宝鼎的意思显然是想利用关东局势的混乱来遏制地方势力的发展,但关东各郡国与关东叛军的对抗固然可以遏制地方实力的发展,却也进一步混乱了关东局势。关东局势越乱,大秦的形势就越危急,未来不管是关东各郡国借助戡乱之便发展了自身实力,还是关东盗贼蜂拥而起叛乱演变成燎原之势,实际上最终遭到伤害的是关东庶民,是帝国国祚。所以,在始皇帝看来,不管是为了帝国自身利益,还是为了遏制关东地方势力,都应该在关东局势尚未严重到不可收拾之前,以雷霆之力平息叛乱,打击地方势力,继而让中央逐渐控制关东,实现更大程度的“集权”。
“鹬蚌相争,渔翁得利。让关东郡国去平定叛乱,让两者去自相残杀,这一策略的确有可取之处,但关东局势一旦因此而失控,咸阳要付出多大的代价才能重新稳定关东?”始皇帝质问宝鼎,“咸阳即便做了渔翁,也未必可以得利,这是无可争辩的事实,难道你视而不见?”
宝鼎望着忧形于色的始皇帝,目光中掠过一丝悲伤。
如果始皇帝的命运没有发生改变,那么他的生命最多还剩下两年时间,然后帝国的新皇帝登基,接下来历史轨迹将转向何方,宝鼎不知道,但他知道一点,帝国的新皇帝威信不足,而坐镇四方的几位封国王都拥有一定的实力,在“分封”贵族集团的推波助澜下,新皇帝和他的诸侯王兄弟们必然要发生激烈的冲突,帝国可能无法逃脱内战之祸,帝国也必然面临分裂之危。
正因为如此,宝鼎要为始皇帝驾崩后如何维持帝国的生存,如何确保帝国的和平统一而布局,所以他现在要不遗余力地稳固本土疆域,要竭尽全力蓄积财赋,要全力以赴镇戍京畿。至于关东,他无暇顾忌,他也没有能力去顾及。

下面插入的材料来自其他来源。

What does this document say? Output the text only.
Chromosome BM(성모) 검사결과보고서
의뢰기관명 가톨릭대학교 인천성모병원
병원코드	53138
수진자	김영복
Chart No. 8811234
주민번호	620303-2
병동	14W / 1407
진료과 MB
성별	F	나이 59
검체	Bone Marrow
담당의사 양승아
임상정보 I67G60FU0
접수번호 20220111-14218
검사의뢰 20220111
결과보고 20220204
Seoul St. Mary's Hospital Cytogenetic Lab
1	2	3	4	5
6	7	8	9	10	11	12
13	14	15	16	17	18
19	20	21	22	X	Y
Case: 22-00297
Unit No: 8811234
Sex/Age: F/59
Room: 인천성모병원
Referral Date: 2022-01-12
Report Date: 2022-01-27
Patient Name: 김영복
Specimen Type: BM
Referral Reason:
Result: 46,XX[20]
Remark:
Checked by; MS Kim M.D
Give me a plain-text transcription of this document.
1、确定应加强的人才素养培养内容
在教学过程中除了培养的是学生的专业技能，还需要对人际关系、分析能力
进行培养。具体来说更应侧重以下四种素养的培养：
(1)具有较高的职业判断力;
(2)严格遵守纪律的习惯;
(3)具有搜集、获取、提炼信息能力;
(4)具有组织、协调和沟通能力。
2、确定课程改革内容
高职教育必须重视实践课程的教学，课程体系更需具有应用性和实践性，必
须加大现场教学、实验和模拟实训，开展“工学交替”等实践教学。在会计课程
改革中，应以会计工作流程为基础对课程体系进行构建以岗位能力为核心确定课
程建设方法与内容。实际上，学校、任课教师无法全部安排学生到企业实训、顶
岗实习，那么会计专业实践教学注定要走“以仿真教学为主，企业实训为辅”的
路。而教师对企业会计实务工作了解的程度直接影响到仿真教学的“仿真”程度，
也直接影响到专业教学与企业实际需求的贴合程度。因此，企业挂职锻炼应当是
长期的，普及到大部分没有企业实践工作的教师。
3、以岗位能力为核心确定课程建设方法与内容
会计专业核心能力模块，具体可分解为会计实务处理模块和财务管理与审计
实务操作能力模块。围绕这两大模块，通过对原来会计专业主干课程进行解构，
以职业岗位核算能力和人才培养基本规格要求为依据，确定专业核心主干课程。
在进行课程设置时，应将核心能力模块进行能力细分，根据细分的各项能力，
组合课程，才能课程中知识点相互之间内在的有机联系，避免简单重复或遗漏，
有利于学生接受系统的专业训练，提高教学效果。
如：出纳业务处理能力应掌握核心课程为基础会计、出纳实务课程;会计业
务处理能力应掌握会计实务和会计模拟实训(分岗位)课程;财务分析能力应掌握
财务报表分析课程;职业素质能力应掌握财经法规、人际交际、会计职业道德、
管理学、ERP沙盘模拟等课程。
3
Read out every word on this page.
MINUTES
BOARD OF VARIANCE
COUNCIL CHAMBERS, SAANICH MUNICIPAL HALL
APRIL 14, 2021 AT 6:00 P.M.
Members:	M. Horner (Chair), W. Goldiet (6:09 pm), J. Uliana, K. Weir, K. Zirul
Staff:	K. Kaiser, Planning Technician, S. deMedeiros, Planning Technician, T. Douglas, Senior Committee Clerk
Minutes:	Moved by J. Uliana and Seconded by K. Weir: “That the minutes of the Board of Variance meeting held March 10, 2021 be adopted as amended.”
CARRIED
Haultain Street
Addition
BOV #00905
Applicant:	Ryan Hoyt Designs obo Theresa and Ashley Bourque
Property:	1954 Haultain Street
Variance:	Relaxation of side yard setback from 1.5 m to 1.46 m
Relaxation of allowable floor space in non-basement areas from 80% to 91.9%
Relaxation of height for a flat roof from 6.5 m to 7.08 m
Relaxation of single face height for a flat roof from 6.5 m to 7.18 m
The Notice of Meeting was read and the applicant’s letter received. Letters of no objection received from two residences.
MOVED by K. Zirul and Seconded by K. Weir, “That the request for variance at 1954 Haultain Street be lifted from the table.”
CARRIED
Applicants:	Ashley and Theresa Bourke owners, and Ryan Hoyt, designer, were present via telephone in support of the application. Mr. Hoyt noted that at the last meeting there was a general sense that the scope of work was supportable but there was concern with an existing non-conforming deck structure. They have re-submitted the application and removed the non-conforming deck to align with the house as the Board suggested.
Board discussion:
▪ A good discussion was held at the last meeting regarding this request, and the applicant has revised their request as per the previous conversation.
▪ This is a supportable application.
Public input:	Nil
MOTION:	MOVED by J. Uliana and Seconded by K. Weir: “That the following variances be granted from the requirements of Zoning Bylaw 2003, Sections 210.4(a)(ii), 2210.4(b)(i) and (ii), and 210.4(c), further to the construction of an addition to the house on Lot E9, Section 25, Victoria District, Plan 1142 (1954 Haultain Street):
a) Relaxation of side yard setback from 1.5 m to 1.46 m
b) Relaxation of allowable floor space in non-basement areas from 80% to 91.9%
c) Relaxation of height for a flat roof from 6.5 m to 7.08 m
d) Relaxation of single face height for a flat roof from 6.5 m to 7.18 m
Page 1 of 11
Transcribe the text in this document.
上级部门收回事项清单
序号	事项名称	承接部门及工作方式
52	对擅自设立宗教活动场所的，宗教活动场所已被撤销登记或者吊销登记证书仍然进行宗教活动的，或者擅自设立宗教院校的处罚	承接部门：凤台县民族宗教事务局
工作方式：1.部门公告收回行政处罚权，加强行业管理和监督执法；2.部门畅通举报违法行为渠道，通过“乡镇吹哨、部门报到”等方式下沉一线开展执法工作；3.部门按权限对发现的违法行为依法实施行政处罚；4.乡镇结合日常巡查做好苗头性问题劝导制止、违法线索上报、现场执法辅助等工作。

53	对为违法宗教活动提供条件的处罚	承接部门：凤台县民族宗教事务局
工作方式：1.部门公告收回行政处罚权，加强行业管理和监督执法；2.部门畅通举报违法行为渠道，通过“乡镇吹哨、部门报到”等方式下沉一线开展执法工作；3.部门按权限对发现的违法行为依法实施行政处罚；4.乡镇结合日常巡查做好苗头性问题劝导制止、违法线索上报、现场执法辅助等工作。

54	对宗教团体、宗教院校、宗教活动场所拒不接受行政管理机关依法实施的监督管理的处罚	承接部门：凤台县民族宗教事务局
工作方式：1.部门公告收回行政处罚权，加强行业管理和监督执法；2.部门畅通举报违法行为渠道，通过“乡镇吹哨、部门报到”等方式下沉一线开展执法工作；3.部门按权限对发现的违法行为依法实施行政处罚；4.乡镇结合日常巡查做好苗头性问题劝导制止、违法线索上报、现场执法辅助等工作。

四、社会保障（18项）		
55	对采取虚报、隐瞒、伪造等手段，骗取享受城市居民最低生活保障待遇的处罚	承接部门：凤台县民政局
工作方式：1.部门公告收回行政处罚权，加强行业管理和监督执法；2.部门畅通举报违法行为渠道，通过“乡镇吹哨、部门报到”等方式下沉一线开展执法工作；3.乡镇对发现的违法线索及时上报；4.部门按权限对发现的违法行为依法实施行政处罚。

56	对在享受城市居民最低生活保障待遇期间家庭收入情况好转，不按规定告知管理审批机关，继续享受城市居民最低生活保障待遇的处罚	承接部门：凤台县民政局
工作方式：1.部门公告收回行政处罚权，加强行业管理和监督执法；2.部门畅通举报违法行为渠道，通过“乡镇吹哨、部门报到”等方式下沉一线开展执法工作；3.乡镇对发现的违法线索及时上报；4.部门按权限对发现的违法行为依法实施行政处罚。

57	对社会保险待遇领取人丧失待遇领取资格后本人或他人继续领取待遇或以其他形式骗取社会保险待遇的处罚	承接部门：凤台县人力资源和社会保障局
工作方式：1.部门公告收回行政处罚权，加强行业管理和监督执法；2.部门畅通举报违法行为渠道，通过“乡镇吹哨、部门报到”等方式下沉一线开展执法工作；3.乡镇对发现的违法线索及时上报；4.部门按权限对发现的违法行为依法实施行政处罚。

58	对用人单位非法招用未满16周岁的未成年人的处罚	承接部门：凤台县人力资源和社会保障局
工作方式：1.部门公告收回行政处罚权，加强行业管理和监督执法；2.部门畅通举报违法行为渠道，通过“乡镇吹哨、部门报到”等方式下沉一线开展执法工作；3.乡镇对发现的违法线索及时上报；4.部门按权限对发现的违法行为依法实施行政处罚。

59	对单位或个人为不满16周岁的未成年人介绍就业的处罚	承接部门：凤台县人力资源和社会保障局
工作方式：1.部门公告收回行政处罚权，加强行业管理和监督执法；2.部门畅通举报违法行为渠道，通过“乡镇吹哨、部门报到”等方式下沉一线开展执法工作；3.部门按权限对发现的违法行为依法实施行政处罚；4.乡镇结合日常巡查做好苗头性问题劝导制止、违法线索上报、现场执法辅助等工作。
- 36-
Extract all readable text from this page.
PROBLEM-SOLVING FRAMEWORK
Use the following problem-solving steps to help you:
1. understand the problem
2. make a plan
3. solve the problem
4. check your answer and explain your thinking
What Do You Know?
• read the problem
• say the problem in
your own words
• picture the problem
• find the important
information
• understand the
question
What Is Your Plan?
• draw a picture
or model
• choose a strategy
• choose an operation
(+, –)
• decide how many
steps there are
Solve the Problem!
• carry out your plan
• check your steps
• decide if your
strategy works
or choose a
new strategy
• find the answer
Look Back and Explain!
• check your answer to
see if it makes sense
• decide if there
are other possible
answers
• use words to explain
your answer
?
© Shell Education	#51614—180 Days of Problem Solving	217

这些话他不能如实告诉始皇帝,他只能想方设法阻止始皇帝破坏自己的布局。
“在绝对实力面前,一切都将土崩瓦解。”宝鼎说道,“再给我两年时间,两年后,大秦本土国力必将恢复到统一前的水平。当初我们凭借这样的国力吞并了六国,统一了中土,那么两年后,我们也可以凭借这样的国力横扫关东,把阻碍帝国和平统一的叛逆一扫而光。到了那一刻,还有谁能阻止中央集权的步伐?”
最后这句话击中了始皇帝的要害。为了能在有生之年实现中央集权,为了能让帝国在中央集权道路下万世传承,始皇帝愿意付出任何代价。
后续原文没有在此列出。